Domestic team information
- 2022–present: Worcestershire (squad no. 27)
- 2023/24–2025/26: Ghani Glass
- First-class debut: 25 July 2022 Worcestershire v Derbyshire
- List A debut: 2 August 2022 Worcestershire v Kent

Career statistics
| Competition | FC | LA | T20 |
| Matches | 46 | 31 | 52 |
| Runs scored | 2,180 | 1,206 | 1,054 |
| Batting average | 27.25 | 41.58 | 23.95 |
| 100s/50s | 3/12 | 2/9 | 0/4 |
| Top score | 133 | 114 | 88 |
| Balls bowled | 380 | – | 6 |
| Wickets | 3 | – | 0 |
| Bowling average | 112.00 | – | – |
| 5 wickets in innings | 0 | – | – |
| 10 wickets in match | 0 | – | – |
| Best bowling | 2/13 | – | – |
| Catches/stumpings | 12/– | 8/– | 20/– |
- Source: Cricinfo, 11 August 2026

= Kashif Ali (cricketer, born 1998) =

English cricketer (born 1998)

Kashif Ali (born 7 February 1998) is a Pakistani-born English cricketer.

==Career==
Kashif Ali made his Twenty20 debut for the Marylebone Cricket Club in the 2018 MCC Tri-Nation Series against the Netherlands on 29 July 2018. Ali has also been part of Kent County Cricket Club's academy scholar programme, and Nottinghamshire County Cricket Club's second XI.
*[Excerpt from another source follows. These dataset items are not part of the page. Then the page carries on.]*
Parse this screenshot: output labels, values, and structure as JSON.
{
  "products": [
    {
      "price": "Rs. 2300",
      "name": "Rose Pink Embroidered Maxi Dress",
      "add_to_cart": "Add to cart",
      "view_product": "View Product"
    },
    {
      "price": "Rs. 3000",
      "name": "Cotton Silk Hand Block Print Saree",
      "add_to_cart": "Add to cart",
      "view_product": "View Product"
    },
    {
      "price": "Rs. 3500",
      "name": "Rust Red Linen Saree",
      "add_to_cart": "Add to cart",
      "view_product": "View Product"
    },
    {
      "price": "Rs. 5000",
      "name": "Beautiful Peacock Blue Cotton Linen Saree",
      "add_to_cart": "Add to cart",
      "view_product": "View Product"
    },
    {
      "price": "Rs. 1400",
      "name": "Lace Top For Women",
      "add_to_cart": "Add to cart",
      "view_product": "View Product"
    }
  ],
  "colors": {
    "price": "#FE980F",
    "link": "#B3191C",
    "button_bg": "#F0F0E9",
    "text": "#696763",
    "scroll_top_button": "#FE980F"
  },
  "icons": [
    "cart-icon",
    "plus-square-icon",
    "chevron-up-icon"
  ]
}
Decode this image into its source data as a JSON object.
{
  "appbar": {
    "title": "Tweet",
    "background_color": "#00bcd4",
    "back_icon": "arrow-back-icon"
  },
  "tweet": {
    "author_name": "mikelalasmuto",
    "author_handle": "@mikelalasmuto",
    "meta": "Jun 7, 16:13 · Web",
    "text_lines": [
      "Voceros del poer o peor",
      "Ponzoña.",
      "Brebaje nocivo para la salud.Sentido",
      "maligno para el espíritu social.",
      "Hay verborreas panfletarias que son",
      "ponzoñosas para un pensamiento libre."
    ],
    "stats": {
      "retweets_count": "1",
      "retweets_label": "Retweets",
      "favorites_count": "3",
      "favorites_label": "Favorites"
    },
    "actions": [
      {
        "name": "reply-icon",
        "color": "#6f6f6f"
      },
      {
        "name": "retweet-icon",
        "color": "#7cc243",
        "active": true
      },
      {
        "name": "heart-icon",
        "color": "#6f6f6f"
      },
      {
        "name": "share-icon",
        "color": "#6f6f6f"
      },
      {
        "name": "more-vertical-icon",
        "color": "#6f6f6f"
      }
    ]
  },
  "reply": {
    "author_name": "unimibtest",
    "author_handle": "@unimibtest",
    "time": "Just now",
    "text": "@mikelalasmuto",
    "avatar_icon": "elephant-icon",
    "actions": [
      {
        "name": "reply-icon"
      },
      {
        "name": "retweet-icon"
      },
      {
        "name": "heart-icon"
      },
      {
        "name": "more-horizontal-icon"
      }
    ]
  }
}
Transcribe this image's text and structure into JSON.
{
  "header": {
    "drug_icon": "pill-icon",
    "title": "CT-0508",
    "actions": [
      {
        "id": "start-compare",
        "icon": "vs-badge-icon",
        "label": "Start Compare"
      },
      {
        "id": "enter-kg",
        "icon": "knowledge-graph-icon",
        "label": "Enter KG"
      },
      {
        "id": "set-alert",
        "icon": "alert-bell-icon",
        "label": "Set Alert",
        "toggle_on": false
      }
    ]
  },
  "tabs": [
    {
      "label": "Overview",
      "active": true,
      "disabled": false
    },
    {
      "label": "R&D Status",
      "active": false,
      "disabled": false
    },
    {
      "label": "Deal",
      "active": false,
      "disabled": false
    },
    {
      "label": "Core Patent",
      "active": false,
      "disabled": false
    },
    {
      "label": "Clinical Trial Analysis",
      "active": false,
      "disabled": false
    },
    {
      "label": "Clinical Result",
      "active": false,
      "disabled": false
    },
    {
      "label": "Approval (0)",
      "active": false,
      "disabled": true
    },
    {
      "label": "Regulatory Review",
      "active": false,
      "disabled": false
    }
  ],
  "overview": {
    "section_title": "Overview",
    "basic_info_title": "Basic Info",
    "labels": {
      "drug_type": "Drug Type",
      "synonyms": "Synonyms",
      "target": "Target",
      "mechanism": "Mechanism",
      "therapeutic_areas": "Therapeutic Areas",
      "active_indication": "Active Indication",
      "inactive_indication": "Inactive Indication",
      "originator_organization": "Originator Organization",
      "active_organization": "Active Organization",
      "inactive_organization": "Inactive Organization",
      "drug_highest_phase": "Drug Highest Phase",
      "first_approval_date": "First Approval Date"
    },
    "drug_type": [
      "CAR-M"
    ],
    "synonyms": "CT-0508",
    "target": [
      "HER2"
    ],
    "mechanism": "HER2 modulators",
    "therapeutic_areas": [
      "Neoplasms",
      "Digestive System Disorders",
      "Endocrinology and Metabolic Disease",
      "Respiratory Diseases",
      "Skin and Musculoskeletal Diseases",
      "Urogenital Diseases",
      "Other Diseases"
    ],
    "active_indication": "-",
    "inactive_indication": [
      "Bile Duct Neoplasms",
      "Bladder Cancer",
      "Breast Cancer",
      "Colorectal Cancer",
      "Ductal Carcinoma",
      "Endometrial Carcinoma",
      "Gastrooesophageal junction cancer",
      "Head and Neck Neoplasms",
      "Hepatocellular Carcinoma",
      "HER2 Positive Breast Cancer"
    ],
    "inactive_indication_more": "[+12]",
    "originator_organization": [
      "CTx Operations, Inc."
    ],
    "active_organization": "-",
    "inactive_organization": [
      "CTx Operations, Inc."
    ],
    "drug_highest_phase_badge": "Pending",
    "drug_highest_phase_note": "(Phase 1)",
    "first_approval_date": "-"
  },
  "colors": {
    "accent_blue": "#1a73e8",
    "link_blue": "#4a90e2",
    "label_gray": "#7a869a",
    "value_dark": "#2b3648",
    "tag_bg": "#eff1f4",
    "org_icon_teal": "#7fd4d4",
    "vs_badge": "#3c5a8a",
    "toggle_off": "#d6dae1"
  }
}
In June 2022, Ali signed for Worcestershire County Cricket Club, becoming the first person to graduate from the South Asian Cricket Academy and sign with a first-class county team. He made his first-class debut on 25 July 2022, for Worcestershire against Derbyshire in the 2022 County Championship.

In April 2024, Ali scored his maiden first-class cricket hundred.